CAPE CANAVERAL, Fla. — A cracked tile and protruding ring on shuttle Endeavour are too small to pose any danger during next week's trip home from the International Space Station, NASA managers said Friday.
In fact, the space shuttle's entire heat shield is solid for re-entry based on five days of intensive photo and data reviews, said LeRoy Cain, chairman of the mission management team.
The good news came as the 11 astronauts prepared to enter the space station's newest room, Tranquility.
Astronauts hooked up the 23-foot chamber early Friday during the first spacewalk of shuttle Endeavour's visit. The room has an observation deck with seven windows, one of them the biggest ever flown in space.

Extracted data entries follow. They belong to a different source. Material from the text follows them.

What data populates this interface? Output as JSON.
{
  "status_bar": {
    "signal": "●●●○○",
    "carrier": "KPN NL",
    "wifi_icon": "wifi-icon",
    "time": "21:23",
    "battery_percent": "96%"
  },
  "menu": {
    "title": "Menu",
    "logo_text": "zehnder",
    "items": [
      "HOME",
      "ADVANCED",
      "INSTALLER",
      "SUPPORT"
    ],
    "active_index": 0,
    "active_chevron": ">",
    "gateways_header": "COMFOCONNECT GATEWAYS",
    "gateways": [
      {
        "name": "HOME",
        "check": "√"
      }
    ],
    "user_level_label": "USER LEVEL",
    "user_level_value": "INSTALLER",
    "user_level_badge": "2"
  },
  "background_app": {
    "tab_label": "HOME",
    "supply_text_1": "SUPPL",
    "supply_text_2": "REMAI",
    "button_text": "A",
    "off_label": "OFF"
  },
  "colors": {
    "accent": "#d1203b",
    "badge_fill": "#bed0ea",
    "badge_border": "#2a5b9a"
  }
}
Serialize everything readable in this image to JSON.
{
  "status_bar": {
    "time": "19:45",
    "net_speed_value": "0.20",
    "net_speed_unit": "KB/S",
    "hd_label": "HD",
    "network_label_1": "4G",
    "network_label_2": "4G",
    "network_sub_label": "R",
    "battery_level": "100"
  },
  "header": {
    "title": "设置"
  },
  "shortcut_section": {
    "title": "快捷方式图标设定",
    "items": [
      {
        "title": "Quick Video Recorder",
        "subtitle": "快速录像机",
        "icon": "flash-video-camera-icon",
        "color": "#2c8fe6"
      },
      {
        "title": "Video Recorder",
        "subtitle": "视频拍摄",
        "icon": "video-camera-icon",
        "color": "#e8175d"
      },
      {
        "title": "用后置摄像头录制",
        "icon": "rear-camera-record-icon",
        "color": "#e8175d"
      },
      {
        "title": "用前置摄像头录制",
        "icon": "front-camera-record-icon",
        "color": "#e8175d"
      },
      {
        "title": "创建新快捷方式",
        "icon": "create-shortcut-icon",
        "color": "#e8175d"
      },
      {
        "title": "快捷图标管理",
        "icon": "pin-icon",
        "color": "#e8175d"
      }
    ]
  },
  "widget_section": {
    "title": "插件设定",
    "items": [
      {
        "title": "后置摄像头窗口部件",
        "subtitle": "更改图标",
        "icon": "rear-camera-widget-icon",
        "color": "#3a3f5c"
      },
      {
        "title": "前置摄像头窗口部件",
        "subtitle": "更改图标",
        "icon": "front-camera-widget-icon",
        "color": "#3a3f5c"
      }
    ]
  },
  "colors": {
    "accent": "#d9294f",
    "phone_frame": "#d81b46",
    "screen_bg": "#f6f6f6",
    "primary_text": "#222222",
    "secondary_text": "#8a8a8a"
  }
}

The two crews also planned to open the hatches Friday night between Tranquility and the domed lookout — the $400 million-plus contributions of the European Space Agency.
During a spacewalk tonight, the astronauts will connect Tranquility's plumbing. The hoses for ammonia coolant had to be refashioned from spares, after the originals failed testing last month.

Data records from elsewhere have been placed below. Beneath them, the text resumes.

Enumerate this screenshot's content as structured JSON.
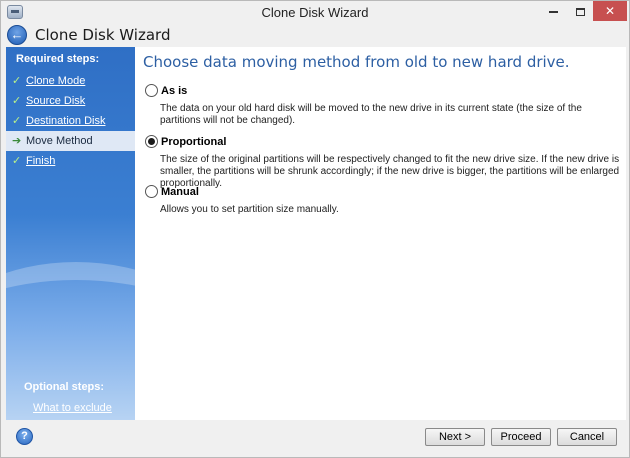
{
  "window": {
    "title": "Clone Disk Wizard"
  },
  "header": {
    "title": "Clone Disk Wizard",
    "back_icon": "back-arrow-icon"
  },
  "sidebar": {
    "required_heading": "Required steps:",
    "steps": [
      {
        "label": "Clone Mode",
        "completed": true,
        "current": false
      },
      {
        "label": "Source Disk",
        "completed": true,
        "current": false
      },
      {
        "label": "Destination Disk",
        "completed": true,
        "current": false
      },
      {
        "label": "Move Method",
        "completed": false,
        "current": true
      },
      {
        "label": "Finish",
        "completed": true,
        "current": false
      }
    ],
    "optional_heading": "Optional steps:",
    "optional_link": "What to exclude"
  },
  "main": {
    "title": "Choose data moving method from old to new hard drive.",
    "options": [
      {
        "label": "As is",
        "selected": false,
        "description": "The data on your old hard disk will be moved to the new drive in its current state (the size of the partitions will not be changed)."
      },
      {
        "label": "Proportional",
        "selected": true,
        "description": "The size of the original partitions will be respectively changed to fit the new drive size. If the new drive is smaller, the partitions will be shrunk accordingly; if the new drive is bigger, the partitions will be enlarged proportionally."
      },
      {
        "label": "Manual",
        "selected": false,
        "description": "Allows you to set partition size manually."
      }
    ]
  },
  "footer": {
    "help_icon": "help-icon",
    "next_label": "Next >",
    "proceed_label": "Proceed",
    "cancel_label": "Cancel"
  },
  "colors": {
    "sidebar_blue": "#3b7fd2",
    "title_blue": "#2d5fa3",
    "close_red": "#c75050"
  }
}
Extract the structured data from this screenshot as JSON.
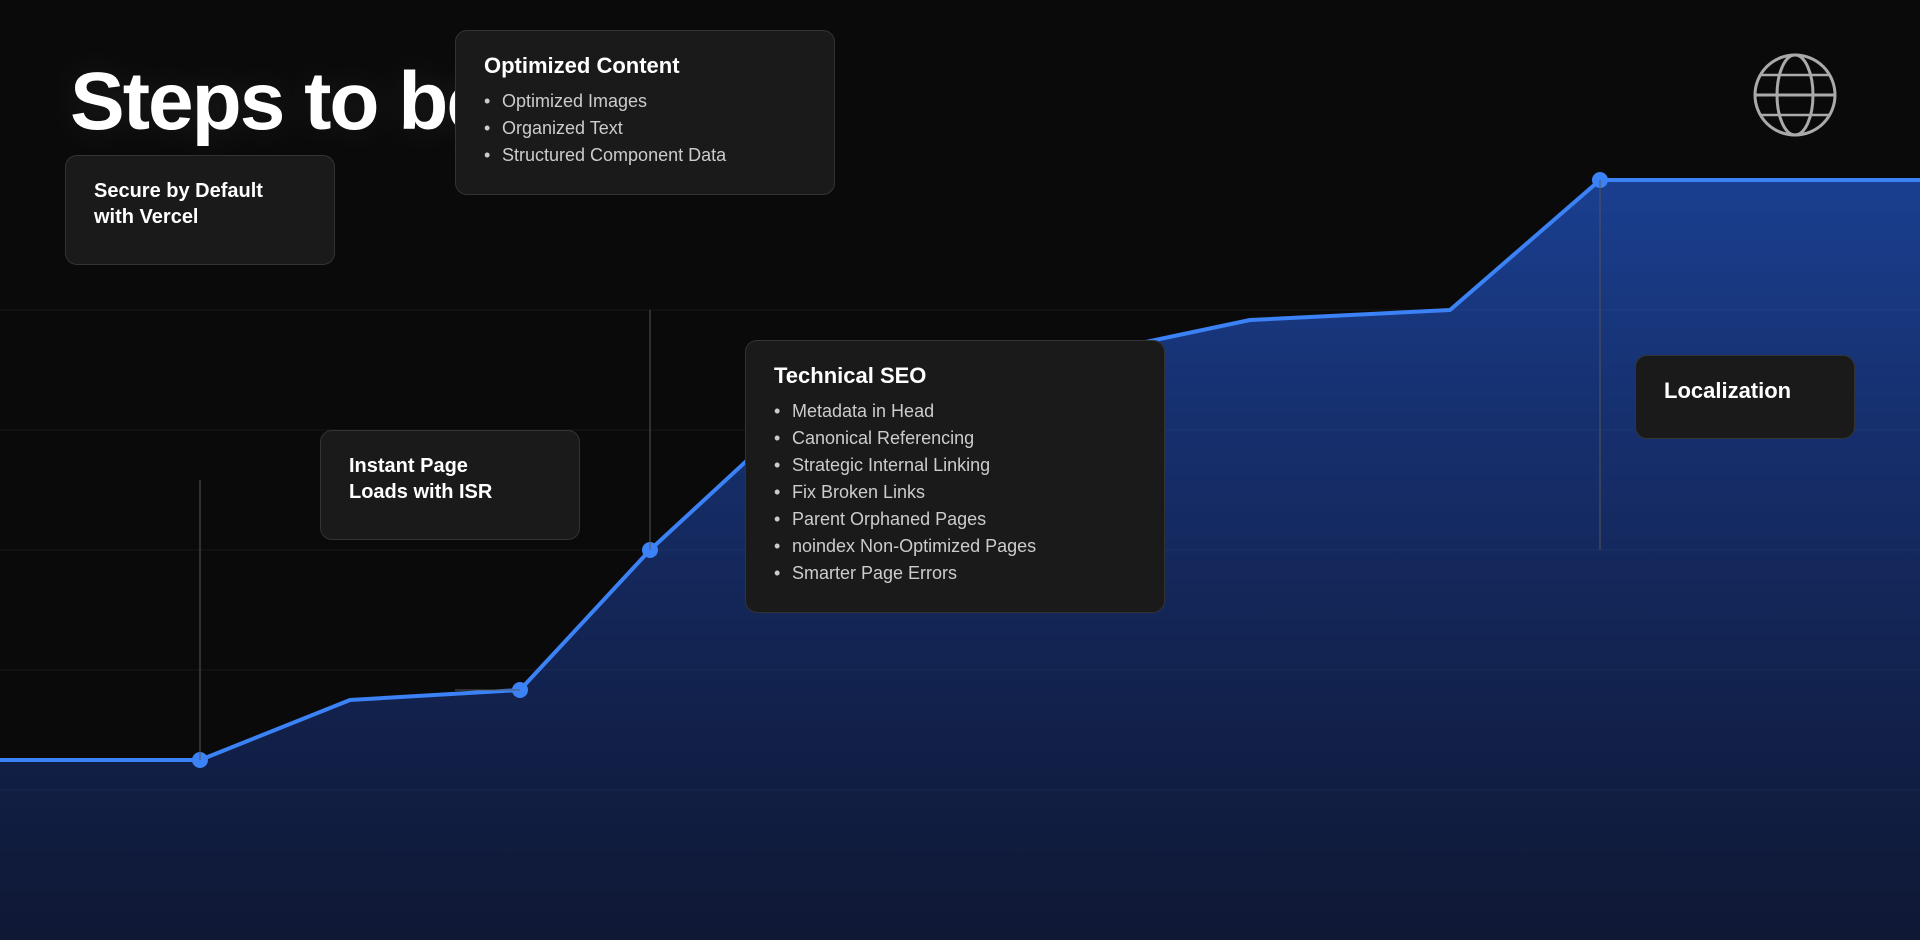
{
  "page": {
    "title": "Steps to better SEO",
    "background_color": "#0a0a0a"
  },
  "cards": {
    "secure": {
      "title": "Secure by Default\nwith Vercel",
      "items": []
    },
    "instant": {
      "title": "Instant Page\nLoads with ISR",
      "items": []
    },
    "optimized": {
      "title": "Optimized Content",
      "items": [
        "Optimized Images",
        "Organized Text",
        "Structured Component Data"
      ]
    },
    "technical": {
      "title": "Technical SEO",
      "items": [
        "Metadata in Head",
        "Canonical Referencing",
        "Strategic Internal Linking",
        "Fix Broken Links",
        "Parent Orphaned Pages",
        "noindex Non-Optimized Pages",
        "Smarter Page Errors"
      ]
    },
    "localization": {
      "title": "Localization",
      "items": []
    }
  },
  "chart": {
    "accent_color": "#2563eb",
    "fill_color": "#1d4ed8"
  }
}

The tile and ring damage to Endeavour's cockpit was discovered Wednesday. The thermal tile was fixed before the flight, but the repair failed and the original 2-inch crack reappeared. As for the 1-inch-diameter ceramic spacer ring, it's sticking out slightly near one of the commander's windows.
The defective pieces are so small that even if they managed to break off during re-entry and strike Endeavour — a big if — no serious damage would result, Cain said.

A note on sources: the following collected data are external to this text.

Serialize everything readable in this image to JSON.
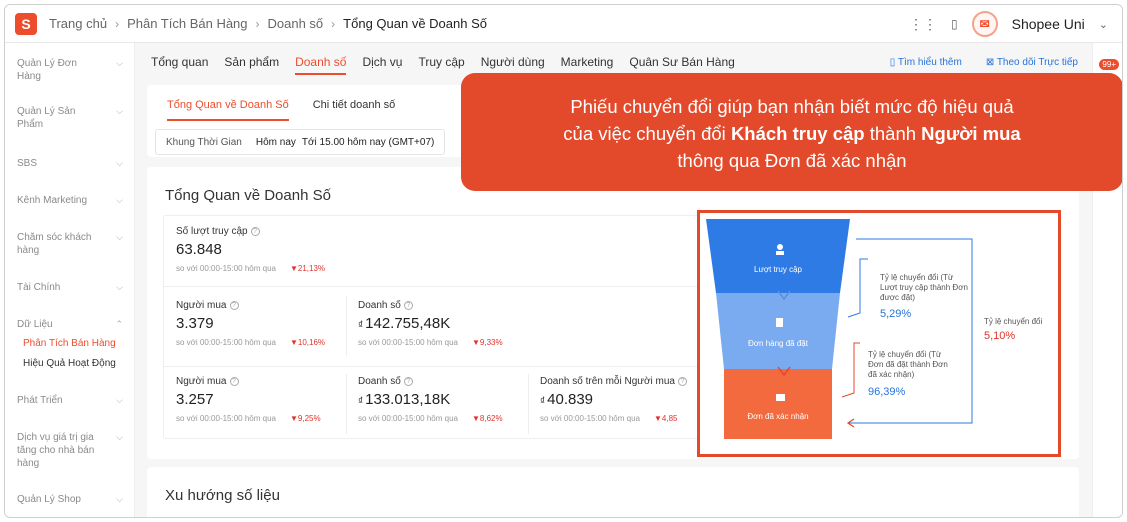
{
  "breadcrumb": [
    "Trang chủ",
    "Phân Tích Bán Hàng",
    "Doanh số",
    "Tổng Quan về Doanh Số"
  ],
  "shop_name": "Shopee Uni",
  "sidebar": {
    "items": [
      {
        "label": "Quản Lý Đơn Hàng"
      },
      {
        "label": "Quản Lý Sản Phẩm"
      },
      {
        "label": "SBS"
      },
      {
        "label": "Kênh Marketing"
      },
      {
        "label": "Chăm sóc khách hàng"
      },
      {
        "label": "Tài Chính"
      },
      {
        "label": "Dữ Liệu"
      },
      {
        "label": "Phát Triển"
      },
      {
        "label": "Dịch vụ giá trị gia tăng cho nhà bán hàng"
      },
      {
        "label": "Quản Lý Shop"
      }
    ],
    "sub_items": [
      {
        "label": "Phân Tích Bán Hàng",
        "active": true
      },
      {
        "label": "Hiệu Quả Hoạt Động",
        "active": false
      }
    ]
  },
  "notification_badge": "99+",
  "main_tabs": [
    "Tổng quan",
    "Sản phẩm",
    "Doanh số",
    "Dịch vụ",
    "Truy cập",
    "Người dùng",
    "Marketing",
    "Quân Sư Bán Hàng"
  ],
  "active_main_tab": "Doanh số",
  "right_links": {
    "learn_more": "Tìm hiểu thêm",
    "live_track": "Theo dõi Trực tiếp"
  },
  "sub_tabs": [
    "Tổng Quan về Doanh Số",
    "Chi tiết doanh số"
  ],
  "time_filter": {
    "label": "Khung Thời Gian",
    "value": "Hôm nay",
    "detail": "Tới 15.00 hôm nay (GMT+07)"
  },
  "overview_title": "Tổng Quan về Doanh Số",
  "metrics": {
    "visits": {
      "label": "Số lượt truy cập",
      "value": "63.848",
      "compare": "so với 00:00-15:00 hôm qua",
      "change": "21,13%"
    },
    "buyers_1": {
      "label": "Người mua",
      "value": "3.379",
      "compare": "so với 00:00-15:00 hôm qua",
      "change": "10,16%"
    },
    "sales_1": {
      "label": "Doanh số",
      "currency": "₫",
      "value": "142.755,48K",
      "compare": "so với 00:00-15:00 hôm qua",
      "change": "9,33%"
    },
    "buyers_2": {
      "label": "Người mua",
      "value": "3.257",
      "compare": "so với 00:00-15:00 hôm qua",
      "change": "9,25%"
    },
    "sales_2": {
      "label": "Doanh số",
      "currency": "₫",
      "value": "133.013,18K",
      "compare": "so với 00:00-15:00 hôm qua",
      "change": "8,62%"
    },
    "sales_per_buyer": {
      "label": "Doanh số trên mỗi Người mua",
      "currency": "₫",
      "value": "40.839",
      "compare": "so với 00:00-15:00 hôm qua",
      "change": "4,85"
    }
  },
  "callout": {
    "line1": "Phiếu chuyển đổi giúp bạn nhận biết mức độ hiệu quả",
    "line2_pre": "của việc chuyển đổi ",
    "line2_b1": "Khách truy cập",
    "line2_mid": " thành ",
    "line2_b2": "Người mua",
    "line3": "thông qua Đơn đã xác nhận"
  },
  "funnel": {
    "stages": [
      "Lượt truy cập",
      "Đơn hàng đã đặt",
      "Đơn đã xác nhận"
    ],
    "colors": {
      "stage1": "#2e7be6",
      "stage2": "#7aaaf0",
      "stage3": "#f26a3d",
      "accent": "#e3492b"
    },
    "rate1_label": "Tỷ lệ chuyển đổi (Từ Lượt truy cập thành Đơn được đặt)",
    "rate1_value": "5,29%",
    "rate2_label": "Tỷ lệ chuyển đổi (Từ Đơn đã đặt thành Đơn đã xác nhận)",
    "rate2_value": "96,39%",
    "total_label": "Tỷ lệ chuyển đổi",
    "total_value": "5,10%"
  },
  "trend_title": "Xu hướng số liệu"
}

One end of a long metal seal also is sticking up 2 inches to 3 inches on Endeavour's left wing, but it, too, is of no concern.
As for the fuel-tank foam insulation lost during Monday's liftoff, a fair amount broke off a central area that had experienced trouble on previous flights. Platforms used to inspect this so-called intertank region are positioned in such a way that makes it difficult to properly clean there, and that's causing all the trouble, Cain said. NASA will conduct extra checks of the fuel tank that will be used to launch Discovery next month. The mid-March liftoff could end up being delayed for another reason: Cold weather at Kennedy Space Center is stalling launch preparations.
Foam loss has been a major focus at NASA ever since a large chunk crippled Columbia in 2003 and led to its destruction during re-entry. NASA plans to keep up its foam vigilance, even though just four shuttle launches remain.